Last month’s Open Data Science Conference (ODSC) started with some hands-on problem solving for attendees to mull over: How long will it take 3,000 people to filter through one registration desk, given there are four possible streams they could register through, sorted alphabetically by last name? You might be tempted to reference last year’s registration pace and the rate those were processed — but last year there were only 1,000 registrants and the year before that 500, so how would those rates scale?
And just like that, attendees were immersed in the rapidly expanding field of data science and an energetic conference. Organizational imperfections aside, the ODSC in Boston delivered an engaging conference with a number of high-profile speakers from the data science community, including JJ Allaire, Stefan Karpinski, and Owen Zhang (the founders of R Studio, Julia, and the #1 ranked data scientist on Kaggle, respectively). Here are some of my main takeaways from the conference:
There’s a Lot of Buzz Around Data Science Careers
Interest in data science is growing rapidly, and there are many companies and people trying to take advantage of the buzz and interest in the field. The ODSC held a career fair with representation from companies as diverse as Harvard University, Allstate, and Facebook. In order to meet the demands of the job market and interest from the community, post-secondary institutions in Canada are beginning to offer dedicated Data Science programs. For example, Carleton University and the University of British Columbia both offer master’s degrees in data science. There are also several training programs available, either offering introductory experiences, or an internship/fellowship. Insight offers one of the best known programs, and organizations such as Merit and the NYC Data Science Academy provide training as well (both had a physical presence at the ODSC).
And there is clearly a lot of interest from prospective job seekers. Many attendees were at the ODSC to learn more about data science and what it takes to get into the field. Aspiring data scientists came from a broad spectrum of backgrounds ranging from math, chemistry, and even design. With regards to experience, employers still seem to prefer candidates with graduate degrees, which at times can be off-set by a vivid portfolio of data science work.
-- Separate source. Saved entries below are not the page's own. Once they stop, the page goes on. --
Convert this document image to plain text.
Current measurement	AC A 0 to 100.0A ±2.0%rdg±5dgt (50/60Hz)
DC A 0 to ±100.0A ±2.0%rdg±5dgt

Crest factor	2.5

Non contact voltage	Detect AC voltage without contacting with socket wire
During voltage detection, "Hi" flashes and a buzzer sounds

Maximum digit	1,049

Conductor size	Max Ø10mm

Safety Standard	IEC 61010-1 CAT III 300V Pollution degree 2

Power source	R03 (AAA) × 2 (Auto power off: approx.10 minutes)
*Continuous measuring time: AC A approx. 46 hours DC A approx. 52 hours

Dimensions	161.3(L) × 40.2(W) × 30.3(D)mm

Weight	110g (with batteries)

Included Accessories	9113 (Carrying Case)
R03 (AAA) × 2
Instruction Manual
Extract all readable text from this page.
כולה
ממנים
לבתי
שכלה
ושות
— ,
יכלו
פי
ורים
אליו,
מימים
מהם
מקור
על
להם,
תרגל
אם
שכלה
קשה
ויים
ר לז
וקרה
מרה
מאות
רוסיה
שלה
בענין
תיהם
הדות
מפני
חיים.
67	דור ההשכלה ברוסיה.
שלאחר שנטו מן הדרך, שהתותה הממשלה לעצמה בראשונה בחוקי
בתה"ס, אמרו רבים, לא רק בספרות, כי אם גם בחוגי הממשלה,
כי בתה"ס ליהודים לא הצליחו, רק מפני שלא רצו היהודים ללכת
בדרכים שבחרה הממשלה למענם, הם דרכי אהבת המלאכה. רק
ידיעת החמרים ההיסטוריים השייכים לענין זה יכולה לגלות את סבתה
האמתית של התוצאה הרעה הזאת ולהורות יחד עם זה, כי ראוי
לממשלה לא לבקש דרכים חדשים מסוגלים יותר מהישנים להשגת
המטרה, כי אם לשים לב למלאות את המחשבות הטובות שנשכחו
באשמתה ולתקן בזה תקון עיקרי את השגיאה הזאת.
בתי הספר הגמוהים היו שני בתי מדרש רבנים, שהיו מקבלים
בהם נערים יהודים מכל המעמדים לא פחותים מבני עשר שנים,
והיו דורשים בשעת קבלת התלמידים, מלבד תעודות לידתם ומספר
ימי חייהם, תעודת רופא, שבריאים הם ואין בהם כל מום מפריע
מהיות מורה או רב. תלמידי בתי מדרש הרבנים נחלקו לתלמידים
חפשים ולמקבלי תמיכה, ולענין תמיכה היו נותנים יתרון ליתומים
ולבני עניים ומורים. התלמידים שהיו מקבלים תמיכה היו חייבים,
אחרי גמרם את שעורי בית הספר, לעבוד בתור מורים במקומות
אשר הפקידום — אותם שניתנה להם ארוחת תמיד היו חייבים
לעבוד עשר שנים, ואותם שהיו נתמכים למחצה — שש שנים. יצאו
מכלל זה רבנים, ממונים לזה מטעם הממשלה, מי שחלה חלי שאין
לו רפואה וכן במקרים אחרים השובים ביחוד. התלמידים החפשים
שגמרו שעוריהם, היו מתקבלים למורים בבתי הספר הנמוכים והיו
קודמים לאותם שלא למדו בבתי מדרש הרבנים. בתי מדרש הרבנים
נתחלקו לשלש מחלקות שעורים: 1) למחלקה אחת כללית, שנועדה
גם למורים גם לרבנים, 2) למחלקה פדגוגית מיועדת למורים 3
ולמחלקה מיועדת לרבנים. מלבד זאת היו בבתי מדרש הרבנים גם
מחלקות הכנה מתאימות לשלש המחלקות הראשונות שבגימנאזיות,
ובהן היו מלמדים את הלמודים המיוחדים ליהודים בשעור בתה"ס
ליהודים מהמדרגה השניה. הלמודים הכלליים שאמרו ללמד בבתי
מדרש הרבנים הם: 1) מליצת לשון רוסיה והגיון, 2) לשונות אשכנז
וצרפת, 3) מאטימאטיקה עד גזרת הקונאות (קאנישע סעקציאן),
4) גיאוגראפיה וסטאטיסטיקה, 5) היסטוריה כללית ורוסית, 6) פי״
Hybrid Artificial Intelligence (AI)
One of the biggest epiphanies I had at the ODSC was the utility of hybrid AI. In data science, we often focus on automatically classifying datasets into discrete bins and getting black or white answers. For example, did passenger #123 survive or die in the Titanic disaster? However, there is a high probability that somewhere along the decision path of a data science product, a point of uncertainty will arise. At those points, a human in the loop can provide incredible value. Leveraging this human intervention can vastly improve a data product. In those cases, machine learning and AI do not replace humans, but they can be used to augment them and improve the decision making process. This represents a change in business logic, as it makes business cases viable that previously would not have been possible. This is being practiced in the real world through products such as Facebook’s assistant M and the travel assistant Pana. Entertainingly, a hybrid AI approach was also just used to power a teaching assistant bot for a class at Georgia Tech.
Other tools & trends:
-
There were many technologies and products on display at the ODSC, and a few of them made a particular impression. For one, everyone seems to be using notebooks for their analysis. Notebooks are web applications that provide an easy way to share code and embed live code in an application. Jupyter in particular was prominently featured, and tools and development with R Markdown were on display as well.
-
Stefan Karpinski made a strong case for why Julia should be the language for performing data science, combining the ease of prototyping using scripting languages such as python or R, with the ability to fine-tune code for performance, which is typically done using system languages such as C (Karpinski’s 10 minute presentation is available online).
-
As data science becomes more and more popular, software vendors are trying to open up the world of analytics to the masses. There are a number of tools that provide drag and drop interfaces, to minimize the amount of coding that needs to be done and the amount of machine learning knowledge that is required. Rapid Miner, Data Iku, and Azure ML all provide drag and drop interfaces, while DataRobot does a systematic parameter and learning algorithm sweep in an attempt to find the best performing model for users.
So — how long did it take to get everyone registered? We will never know as the queue soon dispersed and attendees registered asynchronously. Given the growth curve data science is on, and the breadth of its applications, it’s safe to say next year’s lineups won’t be shorter.